Given this, the way that the AJC’s promotional materials frame American Jews as equally concerned about — and targeted by — left and right wing extremists is misleading.

“Large majorities of American Jews continue to view the far right and extremism in the name of Islam as representing serious antisemitic threats,” Mayer wrote in the USA Today column, under the headline “Hate is on the rise: Antisemitism surges on America’s far left and far right.”

 

If appearing nonpartisan in media reports were the only aim, this rhetorical flourish would not be much of an issue. But as Mayer told me when we spoke, the AJC is “an organization that prides itself on data-driven advocacy” — and actively uses this data to advocate for specific policies.

These surveys, Mayer said, “give us the data we need to advocate for stronger policies against antisemitism, for stronger measures against Jew hatred and all forms of hate and bigotry” when speaking with “interlocutors in government, in other faiths and ethnic groups, and elsewhere.”

One specific stronger policy? Convincing social-media companies to treat anti-Zionist rhetoric as hate speech.

In AJC’s survey of the general American public, 85% of respondents agreed that the statement “Israel has no right to exist” is antisemitic. Mayer highlighted this on social media, tweeting, “Anti-Zionism isn’t antisemitic, you say? Well, American Jews — and the U.S. general public — disagree.”

In our conversation, Mayer extended this to assert that “both Jews and non-Jews regard anti-Zionism as a form of antisemitism” — and added that raising this fact “in conversations with government officials, with university administrators, and in a variety of other settings…is tremendously significant.”

 

I asked him if lobbying social-media companies to take down or flag anti-Zionist posts would be one such manifestation of this.

Mayer confirmed both that AJC has “very close working relationships with senior officials at a variety of different social-media companies” and that the group is in “constant conversation” with those companies about this very topic.

“We as an organization certainly believe that anti-Zionist rhetoric and speech should be treated as antisemitic in every respect,” he told me. “And to the extent that there are policies that extend to hate speech on these platforms, they should be applied to antisemitic — including anti-Zionist — rhetoric as well.”

The other survey released on Monday, by Hillel and the ADL, found that a third of Jewish college students in the U.S. had experienced antisemitism in the last year, and did not clearly distinguish between, say, hearing anti-Zionist statements in a class or protest and seeing a swastika on a Jewish fraternity house.

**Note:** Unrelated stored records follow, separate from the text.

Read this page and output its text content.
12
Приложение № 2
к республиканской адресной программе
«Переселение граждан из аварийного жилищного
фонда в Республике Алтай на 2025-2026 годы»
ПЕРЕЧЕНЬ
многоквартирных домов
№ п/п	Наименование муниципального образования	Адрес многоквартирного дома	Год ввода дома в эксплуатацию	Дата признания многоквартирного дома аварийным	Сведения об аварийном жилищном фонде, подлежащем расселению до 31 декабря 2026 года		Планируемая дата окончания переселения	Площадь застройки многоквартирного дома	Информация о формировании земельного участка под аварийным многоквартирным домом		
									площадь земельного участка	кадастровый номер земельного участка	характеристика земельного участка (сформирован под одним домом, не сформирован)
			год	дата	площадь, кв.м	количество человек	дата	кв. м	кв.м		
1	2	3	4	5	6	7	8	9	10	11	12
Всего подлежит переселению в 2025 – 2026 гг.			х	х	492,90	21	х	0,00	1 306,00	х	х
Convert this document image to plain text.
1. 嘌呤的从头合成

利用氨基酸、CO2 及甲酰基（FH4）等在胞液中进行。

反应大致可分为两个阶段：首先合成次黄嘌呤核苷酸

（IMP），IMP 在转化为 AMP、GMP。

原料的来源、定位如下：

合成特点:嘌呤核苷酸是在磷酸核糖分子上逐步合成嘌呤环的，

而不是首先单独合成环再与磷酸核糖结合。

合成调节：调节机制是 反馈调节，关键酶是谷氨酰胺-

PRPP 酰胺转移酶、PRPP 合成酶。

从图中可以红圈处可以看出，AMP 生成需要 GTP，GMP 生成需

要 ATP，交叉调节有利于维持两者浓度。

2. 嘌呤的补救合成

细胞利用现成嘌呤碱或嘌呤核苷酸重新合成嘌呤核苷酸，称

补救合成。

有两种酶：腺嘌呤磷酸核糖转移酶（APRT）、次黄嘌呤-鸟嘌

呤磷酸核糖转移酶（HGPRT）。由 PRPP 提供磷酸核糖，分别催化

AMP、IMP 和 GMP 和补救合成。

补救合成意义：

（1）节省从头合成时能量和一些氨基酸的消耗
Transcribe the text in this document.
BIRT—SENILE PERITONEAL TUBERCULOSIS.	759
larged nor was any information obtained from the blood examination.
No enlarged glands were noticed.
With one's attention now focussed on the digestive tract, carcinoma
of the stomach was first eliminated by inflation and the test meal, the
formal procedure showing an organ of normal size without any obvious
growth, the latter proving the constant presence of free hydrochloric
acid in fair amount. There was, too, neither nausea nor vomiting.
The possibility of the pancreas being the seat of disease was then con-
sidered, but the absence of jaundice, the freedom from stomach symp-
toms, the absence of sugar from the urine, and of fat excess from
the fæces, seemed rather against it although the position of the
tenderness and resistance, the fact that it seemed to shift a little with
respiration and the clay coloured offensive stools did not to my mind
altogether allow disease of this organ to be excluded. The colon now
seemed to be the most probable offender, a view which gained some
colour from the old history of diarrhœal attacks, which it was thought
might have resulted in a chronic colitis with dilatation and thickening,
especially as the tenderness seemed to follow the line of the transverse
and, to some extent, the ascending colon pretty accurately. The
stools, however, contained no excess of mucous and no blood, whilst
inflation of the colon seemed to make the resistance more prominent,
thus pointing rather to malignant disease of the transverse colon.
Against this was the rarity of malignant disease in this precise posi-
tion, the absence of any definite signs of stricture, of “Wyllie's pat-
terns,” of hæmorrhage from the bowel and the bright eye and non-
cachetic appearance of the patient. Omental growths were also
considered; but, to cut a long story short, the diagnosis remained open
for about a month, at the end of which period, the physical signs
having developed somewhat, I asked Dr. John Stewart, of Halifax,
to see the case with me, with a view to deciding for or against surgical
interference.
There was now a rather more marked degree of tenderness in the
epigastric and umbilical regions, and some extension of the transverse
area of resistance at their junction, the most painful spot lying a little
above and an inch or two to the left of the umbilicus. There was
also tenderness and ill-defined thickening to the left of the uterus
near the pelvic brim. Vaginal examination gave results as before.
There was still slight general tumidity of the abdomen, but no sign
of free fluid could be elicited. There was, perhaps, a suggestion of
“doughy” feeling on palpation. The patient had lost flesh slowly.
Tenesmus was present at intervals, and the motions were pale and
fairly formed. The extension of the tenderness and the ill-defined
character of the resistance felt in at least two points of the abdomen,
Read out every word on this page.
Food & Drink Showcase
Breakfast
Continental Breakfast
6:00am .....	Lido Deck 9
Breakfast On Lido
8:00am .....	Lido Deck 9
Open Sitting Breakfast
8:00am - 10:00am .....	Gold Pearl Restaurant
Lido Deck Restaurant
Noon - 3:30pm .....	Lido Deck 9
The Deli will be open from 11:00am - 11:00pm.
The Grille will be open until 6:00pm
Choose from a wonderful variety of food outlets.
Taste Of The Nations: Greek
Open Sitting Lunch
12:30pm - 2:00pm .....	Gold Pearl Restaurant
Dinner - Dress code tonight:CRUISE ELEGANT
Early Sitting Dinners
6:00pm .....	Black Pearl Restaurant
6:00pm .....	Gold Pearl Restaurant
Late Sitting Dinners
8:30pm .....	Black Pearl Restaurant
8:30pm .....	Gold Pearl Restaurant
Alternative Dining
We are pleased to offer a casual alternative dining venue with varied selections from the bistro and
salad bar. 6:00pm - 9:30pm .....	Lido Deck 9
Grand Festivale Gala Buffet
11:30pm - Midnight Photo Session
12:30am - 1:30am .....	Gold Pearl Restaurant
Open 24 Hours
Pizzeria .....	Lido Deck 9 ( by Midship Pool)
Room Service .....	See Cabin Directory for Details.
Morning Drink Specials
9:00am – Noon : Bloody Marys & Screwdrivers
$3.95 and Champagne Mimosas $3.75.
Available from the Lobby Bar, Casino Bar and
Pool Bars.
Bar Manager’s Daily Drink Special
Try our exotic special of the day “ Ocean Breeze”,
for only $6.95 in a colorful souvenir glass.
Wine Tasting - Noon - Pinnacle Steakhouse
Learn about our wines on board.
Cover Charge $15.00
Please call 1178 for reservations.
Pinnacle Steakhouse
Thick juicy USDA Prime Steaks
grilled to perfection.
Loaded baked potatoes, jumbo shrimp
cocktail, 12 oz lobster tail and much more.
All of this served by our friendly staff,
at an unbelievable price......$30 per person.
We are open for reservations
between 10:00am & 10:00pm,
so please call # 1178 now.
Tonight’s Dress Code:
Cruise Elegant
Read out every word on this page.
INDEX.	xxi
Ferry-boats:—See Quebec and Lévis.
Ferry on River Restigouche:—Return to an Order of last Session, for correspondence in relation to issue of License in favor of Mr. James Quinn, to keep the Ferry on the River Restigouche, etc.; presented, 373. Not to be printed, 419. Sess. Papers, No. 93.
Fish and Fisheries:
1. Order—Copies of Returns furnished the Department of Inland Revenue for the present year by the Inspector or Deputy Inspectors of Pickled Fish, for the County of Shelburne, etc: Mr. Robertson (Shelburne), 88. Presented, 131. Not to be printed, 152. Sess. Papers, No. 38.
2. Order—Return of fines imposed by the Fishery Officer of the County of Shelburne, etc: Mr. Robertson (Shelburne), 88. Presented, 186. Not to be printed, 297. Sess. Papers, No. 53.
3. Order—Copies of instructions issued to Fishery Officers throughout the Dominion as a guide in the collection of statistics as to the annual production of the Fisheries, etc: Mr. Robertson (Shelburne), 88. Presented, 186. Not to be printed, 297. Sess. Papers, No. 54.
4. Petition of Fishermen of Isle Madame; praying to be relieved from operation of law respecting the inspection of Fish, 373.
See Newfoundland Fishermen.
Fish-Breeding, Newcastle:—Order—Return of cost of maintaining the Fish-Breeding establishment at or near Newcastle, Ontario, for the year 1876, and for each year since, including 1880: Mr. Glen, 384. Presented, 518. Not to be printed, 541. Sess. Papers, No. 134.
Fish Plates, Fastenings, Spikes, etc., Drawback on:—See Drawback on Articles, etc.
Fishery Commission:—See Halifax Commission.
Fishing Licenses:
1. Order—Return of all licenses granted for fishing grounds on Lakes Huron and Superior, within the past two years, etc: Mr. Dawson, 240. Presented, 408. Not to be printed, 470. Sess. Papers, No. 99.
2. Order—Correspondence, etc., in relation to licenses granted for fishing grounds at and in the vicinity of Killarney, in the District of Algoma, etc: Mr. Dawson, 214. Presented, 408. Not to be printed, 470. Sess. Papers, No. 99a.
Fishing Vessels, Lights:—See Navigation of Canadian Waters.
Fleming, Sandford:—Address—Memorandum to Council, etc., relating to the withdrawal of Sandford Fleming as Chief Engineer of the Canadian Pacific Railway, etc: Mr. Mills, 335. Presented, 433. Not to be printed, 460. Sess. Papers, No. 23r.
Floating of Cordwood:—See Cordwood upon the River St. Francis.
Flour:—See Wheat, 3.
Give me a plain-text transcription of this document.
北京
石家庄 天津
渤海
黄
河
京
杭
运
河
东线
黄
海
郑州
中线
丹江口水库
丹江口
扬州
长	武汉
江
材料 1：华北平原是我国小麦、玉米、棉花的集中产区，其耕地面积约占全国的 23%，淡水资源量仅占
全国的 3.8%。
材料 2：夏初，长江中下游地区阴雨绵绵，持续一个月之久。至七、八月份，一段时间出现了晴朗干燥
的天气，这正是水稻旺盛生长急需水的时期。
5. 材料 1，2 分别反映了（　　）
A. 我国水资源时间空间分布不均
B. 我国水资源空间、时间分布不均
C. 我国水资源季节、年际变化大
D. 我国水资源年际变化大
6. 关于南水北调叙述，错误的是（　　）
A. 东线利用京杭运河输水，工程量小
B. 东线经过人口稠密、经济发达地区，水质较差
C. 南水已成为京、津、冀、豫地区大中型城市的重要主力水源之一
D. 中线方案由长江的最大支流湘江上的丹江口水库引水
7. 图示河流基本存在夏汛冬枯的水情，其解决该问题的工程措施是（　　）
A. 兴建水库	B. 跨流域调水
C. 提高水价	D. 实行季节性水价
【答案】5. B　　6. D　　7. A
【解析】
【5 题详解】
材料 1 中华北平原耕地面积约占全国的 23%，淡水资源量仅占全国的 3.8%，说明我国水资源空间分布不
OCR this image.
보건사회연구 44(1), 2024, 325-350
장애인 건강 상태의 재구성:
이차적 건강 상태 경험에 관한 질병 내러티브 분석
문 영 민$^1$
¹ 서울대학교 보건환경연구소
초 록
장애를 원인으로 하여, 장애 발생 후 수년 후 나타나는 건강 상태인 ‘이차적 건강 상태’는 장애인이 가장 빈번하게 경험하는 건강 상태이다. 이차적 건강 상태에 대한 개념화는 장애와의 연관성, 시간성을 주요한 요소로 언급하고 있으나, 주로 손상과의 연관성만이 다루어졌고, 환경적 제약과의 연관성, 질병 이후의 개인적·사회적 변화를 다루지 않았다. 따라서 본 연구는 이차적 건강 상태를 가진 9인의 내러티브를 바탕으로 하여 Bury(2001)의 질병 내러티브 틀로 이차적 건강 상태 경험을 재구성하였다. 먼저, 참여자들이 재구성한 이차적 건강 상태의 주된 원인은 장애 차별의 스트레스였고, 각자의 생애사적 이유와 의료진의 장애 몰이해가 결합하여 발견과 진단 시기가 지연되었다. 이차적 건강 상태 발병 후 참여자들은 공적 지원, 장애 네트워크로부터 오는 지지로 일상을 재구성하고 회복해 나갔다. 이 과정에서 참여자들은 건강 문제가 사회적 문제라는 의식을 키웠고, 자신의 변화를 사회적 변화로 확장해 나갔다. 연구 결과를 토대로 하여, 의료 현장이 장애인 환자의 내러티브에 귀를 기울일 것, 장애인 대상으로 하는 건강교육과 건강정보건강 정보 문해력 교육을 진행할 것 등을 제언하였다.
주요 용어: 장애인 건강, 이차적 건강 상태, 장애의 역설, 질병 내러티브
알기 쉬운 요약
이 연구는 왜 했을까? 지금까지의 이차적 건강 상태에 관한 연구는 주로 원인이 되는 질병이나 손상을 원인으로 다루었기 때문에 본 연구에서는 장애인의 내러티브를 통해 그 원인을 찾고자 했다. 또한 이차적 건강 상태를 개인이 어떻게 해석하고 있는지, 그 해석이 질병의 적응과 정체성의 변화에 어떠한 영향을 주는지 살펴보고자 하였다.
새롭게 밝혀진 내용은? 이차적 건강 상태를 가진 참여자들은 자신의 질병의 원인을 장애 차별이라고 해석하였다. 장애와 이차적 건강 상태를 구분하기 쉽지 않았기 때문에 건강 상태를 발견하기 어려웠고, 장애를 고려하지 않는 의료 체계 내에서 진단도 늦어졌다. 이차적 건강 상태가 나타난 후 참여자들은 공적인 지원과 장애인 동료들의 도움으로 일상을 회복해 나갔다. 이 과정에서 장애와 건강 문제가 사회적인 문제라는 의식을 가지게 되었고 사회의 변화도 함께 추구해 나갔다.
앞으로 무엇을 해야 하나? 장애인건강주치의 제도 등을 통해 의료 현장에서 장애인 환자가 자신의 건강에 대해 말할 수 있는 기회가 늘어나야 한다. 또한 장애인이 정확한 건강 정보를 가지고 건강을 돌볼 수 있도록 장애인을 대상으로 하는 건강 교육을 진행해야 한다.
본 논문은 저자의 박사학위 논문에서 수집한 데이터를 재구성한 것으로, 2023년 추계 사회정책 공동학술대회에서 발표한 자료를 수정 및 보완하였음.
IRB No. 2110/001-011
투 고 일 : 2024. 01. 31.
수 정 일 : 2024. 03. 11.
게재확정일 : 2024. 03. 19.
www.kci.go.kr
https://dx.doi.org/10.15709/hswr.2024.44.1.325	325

Hillel recognizes “that many anti-Israel activities on campus include antisemitic rhetoric and tropes and contribute to the environment in which Jewish students feel isolated and unwelcome on campus,” Matthew Berger, a spokesman for the group, told me. The survey, though, simply defined antisemitism as “oppression, prejudice or discrimination directed toward Jews as individuals or as a group,” he said, and “did not ask specifically whether experiences of antisemitism were Israel-related.”

I’m no anti-Zionist, but I am deeply committed to free speech and civil discourse — especially with those with whom I strongly disagree. And while social-media companies, as private entities, are certainly not bound by the First Amendment to grant users free speech, attempts to silence others — including anti-Israel advocates and writers whose only manifestation of antisemitism is in opposing the existence of a Jewish state — should make us all uncomfortable.

If you struggle to sympathize with anti-Zionists, try flipping the players. Imagine if a different advocacy organization found in its own survey of 2,647 Americans that most view opposing a Palestinian state along the 1967 borders as Islamophobic. Imagine this group has access to executives at social-media platforms and planned to use the survey data to convince Facebook, Twitter and Instagram to take down any Zionist posts, calling them hate speech.

It’s not likely to happen anytime soon, but I certainly wouldn’t want to take the chance.

Data should help us start conversations, not end them. It’s incumbent upon those who produce surveys to represent them accurately and fairly — especially when the stakes are so high.